We have a compelling responsibility, then, to make it right for Latin Americans already here in the U.S. and for those who live in Central and South America. For those already here we must stop lumping them all together as one. The American experience of the immigrant student, professional, or laborer is disparate and vast.
We need a thoughtful, efficient, legal immigration process that is fair for all. This means that the DREAM Act becomes a done deal. This also means we get papers to the 12 million undocumented and bring them out the shadows.
We must stop vilifying Latin American leaders simply because they haven't integrated our brand of capitalism into their system. We must ensure that only fair trade deals are done going forward, ones that protect Latin American economies, labor populations, and local environments. Ironically, if those things were implemented citizens might not feel the need to come to the U.S. at all.
While this new approach to Latin American immigrants and Latin American countries would not assume to heal the harm of the last century's worth of misdeeds, it will go a long way in re-establishing trust and partnership with our neighbors in the South.
And here’s the beautiful part: None of this will come at a cost to our country. It will only result in a net gain economically and politically. We know from Dr. Raúl Hinojosa-Ojeda's research at UCLA that comprehensive immigration reform would generate an increase in U.S. gross domestic product of $1.5 trillion over 10 years -- more than what is needed in Congress to counter the forthcoming fiscal cliff and sequestration.
Contrast this much-needed boon with the projected cost to our economy from an impractical and untenable mass deportation: The hit to our GDP would be well over $2.6 trillion over 10 years, a figure which doesn't include the actual cost of deportation.
This is much more than a matter of money, however. This is about how we define our country, how we relate to our neighbors and how we treat our citizens. If America wants to be a democratic beacon on the hill, it would be wise for it to build that beacon fairly and make sure it shines on all.
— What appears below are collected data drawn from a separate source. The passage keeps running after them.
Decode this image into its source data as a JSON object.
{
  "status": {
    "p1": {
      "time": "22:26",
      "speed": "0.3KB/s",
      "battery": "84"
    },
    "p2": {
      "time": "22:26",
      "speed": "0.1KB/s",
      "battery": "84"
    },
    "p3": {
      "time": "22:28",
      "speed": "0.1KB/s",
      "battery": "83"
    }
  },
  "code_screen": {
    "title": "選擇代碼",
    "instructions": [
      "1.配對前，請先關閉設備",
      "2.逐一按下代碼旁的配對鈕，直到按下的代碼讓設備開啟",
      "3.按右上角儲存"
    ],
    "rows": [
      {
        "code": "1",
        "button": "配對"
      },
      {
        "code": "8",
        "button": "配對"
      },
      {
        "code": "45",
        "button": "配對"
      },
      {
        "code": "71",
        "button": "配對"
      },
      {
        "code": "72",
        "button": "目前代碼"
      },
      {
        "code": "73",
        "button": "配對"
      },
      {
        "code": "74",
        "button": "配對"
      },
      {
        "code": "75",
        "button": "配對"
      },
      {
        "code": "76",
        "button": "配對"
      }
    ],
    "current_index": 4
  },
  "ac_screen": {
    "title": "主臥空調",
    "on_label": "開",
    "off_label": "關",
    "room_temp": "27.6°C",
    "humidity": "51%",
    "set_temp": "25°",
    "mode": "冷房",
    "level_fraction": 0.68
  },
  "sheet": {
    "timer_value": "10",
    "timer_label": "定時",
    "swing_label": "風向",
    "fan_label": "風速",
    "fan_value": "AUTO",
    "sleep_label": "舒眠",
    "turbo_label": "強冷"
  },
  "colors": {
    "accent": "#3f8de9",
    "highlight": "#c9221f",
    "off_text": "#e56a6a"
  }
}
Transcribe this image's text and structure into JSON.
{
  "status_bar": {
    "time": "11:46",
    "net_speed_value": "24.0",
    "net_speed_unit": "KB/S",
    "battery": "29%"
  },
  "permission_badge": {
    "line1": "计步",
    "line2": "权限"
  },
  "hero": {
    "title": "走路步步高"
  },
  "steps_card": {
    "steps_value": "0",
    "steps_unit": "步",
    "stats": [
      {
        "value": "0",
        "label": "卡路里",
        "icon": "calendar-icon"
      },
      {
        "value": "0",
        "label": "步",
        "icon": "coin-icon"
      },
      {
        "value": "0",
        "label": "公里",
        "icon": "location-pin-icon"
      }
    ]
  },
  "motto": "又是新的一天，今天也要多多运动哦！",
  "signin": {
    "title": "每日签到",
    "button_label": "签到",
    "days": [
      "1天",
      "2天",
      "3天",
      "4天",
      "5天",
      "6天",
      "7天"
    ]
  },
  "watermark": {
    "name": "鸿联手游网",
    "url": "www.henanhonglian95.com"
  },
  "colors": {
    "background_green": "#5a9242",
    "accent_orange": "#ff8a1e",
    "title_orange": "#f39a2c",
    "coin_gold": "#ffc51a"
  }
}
The underlying issue, for many Latin American immigrants, could be bigger than mere papers and documentation. It could be about how we've treated their country, their democracy, their economy, their workers and their environment. Here’s our chance to do something to remedy the damage. A tall order, no doubt, but one we trust the President is prepared to tackle.
Sonia Manzano is the author of The Revolution of Evelyn Serrano published by Scholastic. Michael Shank is adjunct professor at George Mason University’s School for Conflict Analysis and Resolution and senior fellow at the French American Global Forum.